Netflix said Wednesday it plans to offer $1 billion in senior notes to raise fresh cash as Wall Street mulled the company’s strong quarter — with one analyst downgrading the stock to “outperform” from “buy.”
The shares, which have defied volatile markets in recent weeks, drifted lower in late morning trading today, down about 1.9%. Justin Patterson of Raymond James said a major subscriber jump for the first quarter had in large part already been baked into the stock price.
“Netflix is off to a phenomenal start in 2020” but the shares are “not inexpensive,” Patterson wrote in a note Wednesday morning. “While we continue to view NFLX as a long-term winner in DTC video, we believe potential for positive estimate revisions and multiple expansion are limited until we observe post-COVID-19 retention rates.”
Netflix More Than Doubles Estimates, Adds 16M Net New Subs In Q1 Marked By Pandemic Viewing Burst
Netflix, which Patterson noted has little problem accessing cash, said it will use net proceeds from the debt offering “for general corporate purposes, which may include content acquisitions, production and development, capital expenditures, investments, working capital and potential acquisitions and strategic transactions.”
Netflix taps the debt market for cash periodically to fuel its massive content spending, which hit $15 billion last year. It’s last offering was for $2 billion in October.
Companies across media and entertainment have been raising billions of dollars over the past month to provide a cushion against the economic impact of the coronavirus pandemic. Disney, for instance, has secured $11 billion in new financing.
Netflix, as its first-quarter earnings reported Tuesday showed, is in a slightly different situation with no exposure to advertising, live sports, theme parks or theatrical distribution. It’s a pure subscription play, and it saw net new sub adds of nearly 16 million last year globally as consumer stuck at home turned to the service. The figure blew past expectations.
Wall Street’s biggest concern has been a combination of the streaming giant’s rapid spending ramp-up on original production, long-term debt and negative free cash flow. Long-term debt stood at $14.17 billion in the first quarter.
The Street generally considers free cash flow — basically operating cash flow minus expenditures — a key financial metric. It shows the cash that a company can produce after deducting major investments from its operating cash flow, funds that it can use however it wants.
Netflix executives assured investors yesterday that negative free cash flow had peaked in 2019, when it was $3.27 billion. Decreased spending on production — forced by shutdowns due to COVID-19 — in fact reduced negative free cash flow. Said CFO Spencer Neumann after the earnings: “We talked about the fact that we planned previously to have about negative $2.5 billion of free cash flow in the year. And now we’ve said it’s less than $1 billion. So you can do the math on that.”

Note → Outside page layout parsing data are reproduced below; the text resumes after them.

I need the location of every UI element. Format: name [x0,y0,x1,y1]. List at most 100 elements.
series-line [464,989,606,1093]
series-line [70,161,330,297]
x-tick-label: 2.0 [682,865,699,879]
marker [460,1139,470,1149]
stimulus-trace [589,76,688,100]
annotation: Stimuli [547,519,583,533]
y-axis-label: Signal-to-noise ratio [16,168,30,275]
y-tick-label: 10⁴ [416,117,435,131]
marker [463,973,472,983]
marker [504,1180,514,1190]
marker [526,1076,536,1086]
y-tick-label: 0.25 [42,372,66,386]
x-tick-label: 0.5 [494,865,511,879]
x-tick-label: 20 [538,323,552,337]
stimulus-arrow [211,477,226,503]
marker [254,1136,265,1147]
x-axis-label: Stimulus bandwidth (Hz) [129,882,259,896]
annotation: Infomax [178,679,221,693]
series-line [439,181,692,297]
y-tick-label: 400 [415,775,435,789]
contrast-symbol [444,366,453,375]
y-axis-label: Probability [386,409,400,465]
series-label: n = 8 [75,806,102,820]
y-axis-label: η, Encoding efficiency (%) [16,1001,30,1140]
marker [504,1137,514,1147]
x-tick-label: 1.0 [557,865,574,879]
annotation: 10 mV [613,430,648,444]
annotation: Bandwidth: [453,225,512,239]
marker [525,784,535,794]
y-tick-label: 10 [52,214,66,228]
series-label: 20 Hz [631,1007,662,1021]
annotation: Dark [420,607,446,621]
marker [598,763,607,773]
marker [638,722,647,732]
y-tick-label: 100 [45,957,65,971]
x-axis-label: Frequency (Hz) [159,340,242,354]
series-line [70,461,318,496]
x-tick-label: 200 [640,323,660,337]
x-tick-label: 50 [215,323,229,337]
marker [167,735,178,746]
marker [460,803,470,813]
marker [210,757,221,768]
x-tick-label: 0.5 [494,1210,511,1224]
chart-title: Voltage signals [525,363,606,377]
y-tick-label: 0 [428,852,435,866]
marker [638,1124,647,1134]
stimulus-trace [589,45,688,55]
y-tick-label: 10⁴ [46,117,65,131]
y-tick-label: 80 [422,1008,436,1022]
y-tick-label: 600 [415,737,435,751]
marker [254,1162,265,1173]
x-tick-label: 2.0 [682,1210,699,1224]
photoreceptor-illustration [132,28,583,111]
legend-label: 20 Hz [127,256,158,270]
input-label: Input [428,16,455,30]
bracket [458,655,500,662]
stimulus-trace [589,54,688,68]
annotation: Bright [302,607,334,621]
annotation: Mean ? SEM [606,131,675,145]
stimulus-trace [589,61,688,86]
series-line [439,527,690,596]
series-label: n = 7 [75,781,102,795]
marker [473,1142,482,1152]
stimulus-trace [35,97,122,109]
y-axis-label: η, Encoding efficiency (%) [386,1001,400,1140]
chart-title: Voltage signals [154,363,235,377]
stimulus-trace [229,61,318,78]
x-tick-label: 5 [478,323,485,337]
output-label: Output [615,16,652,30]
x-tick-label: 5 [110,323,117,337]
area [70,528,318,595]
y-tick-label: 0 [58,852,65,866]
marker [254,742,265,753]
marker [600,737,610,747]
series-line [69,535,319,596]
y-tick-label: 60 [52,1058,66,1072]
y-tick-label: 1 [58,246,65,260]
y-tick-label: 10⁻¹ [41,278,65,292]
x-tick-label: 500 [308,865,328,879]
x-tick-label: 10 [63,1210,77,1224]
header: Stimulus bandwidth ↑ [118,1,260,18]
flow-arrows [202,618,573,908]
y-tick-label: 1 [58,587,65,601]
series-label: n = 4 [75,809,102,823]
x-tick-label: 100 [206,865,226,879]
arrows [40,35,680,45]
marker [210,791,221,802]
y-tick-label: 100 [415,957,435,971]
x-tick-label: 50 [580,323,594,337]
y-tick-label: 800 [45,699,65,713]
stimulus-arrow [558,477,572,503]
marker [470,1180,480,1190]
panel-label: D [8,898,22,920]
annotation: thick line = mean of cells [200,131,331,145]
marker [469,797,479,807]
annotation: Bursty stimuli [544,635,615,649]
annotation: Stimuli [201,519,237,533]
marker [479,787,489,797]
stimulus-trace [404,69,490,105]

As production slowed, Netflix reported positive free cash flow for the first quarter of a $162 million, swinging from negative free cash flow of $460 million in the year-earlier period and a negative $1.7 billion in the December quarter.
But as production ramps up again, so will spending. “It will be a multi-year process to get out of negative free cash flow,” Neumann said.
“We will be, obviously, a much improved free cash flow profile this year. As productions ramp, that cash spend will increase again. So … it’s still a multiyear path to sustained free cash flow positive. It’s just going to be a little bit choppier getting there. And 2019 will still be our maximum negative year,” he said.